Catching deterioration early allows for repairs before major pipe failures occur. Any observed damage should be documented and monitored for spreading. Loss of pipe function may necessitate full replacement of affected sections.

Replacing Deteriorated PVC Pipe

If PVC pipe deterioration becomes severe enough, full replacement of damaged sections will be required. Here are some guidelines for replacing deteriorated PVC pipe:

– Cut out damaged sections and solvent weld in new matching PVC pipe using couplings and joints. Remove 12 inches of good pipe past damaged areas.

– Support existing pipe during cutting to prevent system movement or collapse.

– Inspect surrounding pipe for additional deterioration. It may be time to replace entire pipe runs.

– Discard old PVC pieces after removal. Damaged PVC should not be reused.

– Pressure test repaired piping before returning system to full use. Monitor joints closely for leaks initially.

– Consider underlying causes of deterioration and preventative measures to increase lifespan of new PVC pipe.

With proper installation and maintenance, PVC pipe can last for decades without issue. But if deterioration does occur, targeted repairs and replacements can extend the useful life of the overall system.

PVC Pipe Deterioration FAQs

Does PVC pipe eventually crack?

Like any material, PVC will eventually crack given a long enough service life, especially if exposed to harsh conditions or stresses.

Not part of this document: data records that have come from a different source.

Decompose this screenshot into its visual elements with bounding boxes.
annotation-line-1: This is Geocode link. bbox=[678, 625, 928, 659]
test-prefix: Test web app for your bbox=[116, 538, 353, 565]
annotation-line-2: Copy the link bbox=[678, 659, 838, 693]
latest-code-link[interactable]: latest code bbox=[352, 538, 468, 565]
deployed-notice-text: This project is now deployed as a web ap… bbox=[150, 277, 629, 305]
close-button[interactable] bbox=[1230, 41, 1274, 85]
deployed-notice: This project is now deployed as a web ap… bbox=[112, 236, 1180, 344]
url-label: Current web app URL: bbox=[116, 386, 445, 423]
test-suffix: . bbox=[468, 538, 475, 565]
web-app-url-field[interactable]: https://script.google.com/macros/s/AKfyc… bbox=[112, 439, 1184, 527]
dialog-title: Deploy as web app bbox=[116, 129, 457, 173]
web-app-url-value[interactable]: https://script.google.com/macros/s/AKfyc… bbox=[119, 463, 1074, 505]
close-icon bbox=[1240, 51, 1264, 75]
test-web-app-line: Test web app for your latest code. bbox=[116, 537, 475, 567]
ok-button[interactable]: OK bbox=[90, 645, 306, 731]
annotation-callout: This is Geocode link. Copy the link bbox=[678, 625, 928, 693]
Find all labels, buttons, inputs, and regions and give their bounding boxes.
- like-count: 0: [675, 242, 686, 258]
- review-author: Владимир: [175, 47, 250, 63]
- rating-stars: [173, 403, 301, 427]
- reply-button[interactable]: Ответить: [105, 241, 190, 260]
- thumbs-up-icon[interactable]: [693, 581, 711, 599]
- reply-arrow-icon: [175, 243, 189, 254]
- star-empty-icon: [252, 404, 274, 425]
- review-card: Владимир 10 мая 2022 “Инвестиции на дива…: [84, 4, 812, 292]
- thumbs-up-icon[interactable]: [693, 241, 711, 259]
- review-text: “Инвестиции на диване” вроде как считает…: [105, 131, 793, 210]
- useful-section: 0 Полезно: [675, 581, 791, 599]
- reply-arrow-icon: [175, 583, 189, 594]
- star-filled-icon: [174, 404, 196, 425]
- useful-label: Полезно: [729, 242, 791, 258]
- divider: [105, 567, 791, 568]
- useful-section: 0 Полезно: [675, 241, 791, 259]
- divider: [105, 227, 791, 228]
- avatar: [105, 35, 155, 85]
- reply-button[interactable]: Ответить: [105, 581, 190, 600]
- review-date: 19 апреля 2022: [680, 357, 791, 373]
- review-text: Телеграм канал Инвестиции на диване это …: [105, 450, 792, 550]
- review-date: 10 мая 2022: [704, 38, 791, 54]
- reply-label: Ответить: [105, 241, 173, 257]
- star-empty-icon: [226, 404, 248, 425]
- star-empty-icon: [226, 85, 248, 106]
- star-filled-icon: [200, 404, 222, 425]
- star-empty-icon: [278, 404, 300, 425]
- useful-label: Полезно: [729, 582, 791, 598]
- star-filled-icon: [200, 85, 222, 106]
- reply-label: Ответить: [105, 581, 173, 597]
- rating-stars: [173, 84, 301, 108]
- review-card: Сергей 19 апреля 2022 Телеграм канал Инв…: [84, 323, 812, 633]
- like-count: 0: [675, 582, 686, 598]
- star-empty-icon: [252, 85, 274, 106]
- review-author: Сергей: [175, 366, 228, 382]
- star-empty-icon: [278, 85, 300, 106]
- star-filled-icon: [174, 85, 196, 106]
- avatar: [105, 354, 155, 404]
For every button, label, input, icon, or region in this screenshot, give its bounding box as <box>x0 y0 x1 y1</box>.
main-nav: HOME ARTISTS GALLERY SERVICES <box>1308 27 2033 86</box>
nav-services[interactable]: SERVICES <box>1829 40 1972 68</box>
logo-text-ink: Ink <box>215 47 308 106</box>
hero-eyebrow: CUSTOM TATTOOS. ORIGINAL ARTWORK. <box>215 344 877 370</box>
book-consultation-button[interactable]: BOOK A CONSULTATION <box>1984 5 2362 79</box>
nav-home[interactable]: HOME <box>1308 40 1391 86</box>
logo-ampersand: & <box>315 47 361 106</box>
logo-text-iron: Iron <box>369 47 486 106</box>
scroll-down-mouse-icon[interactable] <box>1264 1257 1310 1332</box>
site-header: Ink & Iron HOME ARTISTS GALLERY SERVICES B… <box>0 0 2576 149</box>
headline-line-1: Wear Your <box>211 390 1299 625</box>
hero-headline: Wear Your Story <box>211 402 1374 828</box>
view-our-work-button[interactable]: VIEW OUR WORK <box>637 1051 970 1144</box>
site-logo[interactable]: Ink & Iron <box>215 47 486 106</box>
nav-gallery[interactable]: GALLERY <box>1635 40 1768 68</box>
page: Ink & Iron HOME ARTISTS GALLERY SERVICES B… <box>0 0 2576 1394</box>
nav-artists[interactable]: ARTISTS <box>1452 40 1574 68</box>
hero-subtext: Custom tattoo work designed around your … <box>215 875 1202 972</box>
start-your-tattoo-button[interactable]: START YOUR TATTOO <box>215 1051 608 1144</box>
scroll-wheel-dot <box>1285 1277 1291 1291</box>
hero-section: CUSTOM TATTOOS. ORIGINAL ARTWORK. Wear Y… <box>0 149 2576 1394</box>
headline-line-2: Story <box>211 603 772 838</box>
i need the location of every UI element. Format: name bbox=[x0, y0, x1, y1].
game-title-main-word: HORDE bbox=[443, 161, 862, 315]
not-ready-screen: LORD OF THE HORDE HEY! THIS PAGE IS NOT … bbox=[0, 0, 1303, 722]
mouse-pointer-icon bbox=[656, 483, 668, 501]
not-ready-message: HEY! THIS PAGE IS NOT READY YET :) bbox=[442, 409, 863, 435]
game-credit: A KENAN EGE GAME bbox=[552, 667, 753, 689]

However, high quality PVC pipe installed correctly can last 50-100 years before any cracking occurs. Ongoing maintenance checks for minor cracking can allow repairs before major failures happen.

Does PVC get brittle with age?

PVC can become brittle over time with exposure to sunlight or repeated freezing temperatures. This happens at a molecular level as UV radiation and cold temperatures cause the plasticizers in the PVC to evaporate, making it less flexible. Using UV-resistant formulations and insulating PVC pipe can minimize brittleness.

Can old PVC pipe be repaired?

Minor leaks, separations, and cracks in PVC pipe can often be repaired by solvent welding in couplings, replacing broken joints, or patching damaged sections. But extensive deterioration and brittleness may necessitate full replacement of pipe sections.

How do I get rid of old PVC pipe?

PVC scrap should not be disposed in landfills or recycling with other plastics. Check for PVC recycling options in your area, as recycled PVC can be reformed into new PVC products. If no other option, old PVC pipe can be discarded in waste-to-energy facilities or disposed at specialty construction waste facilities.

Does PVC pipe have a shelf life?

Before installation, PVC pipe has an indefinite shelf life and should not deteriorate over time if stored properly out of sunlight. The plasticizers and stabilizers in PVC prevent it from breaking down for many years in storage. However, very old stock or improperly stored pipe may become brittle and crack more easily once installed.

The Bottom Line

PVC pipe can last 50 years or longer with proper formulation, handling, installation, and maintenance. Avoiding UV light degradation, chemical contact, temperature extremes, and mechanical stress are key to maximizing PVC pipe lifespan. Minor damage can be repaired, but severe deterioration will necessitate replacing affected sections. Considering the lifespan and low cost, PVC remains an effective piping material across many residential, commercial, and industrial applications.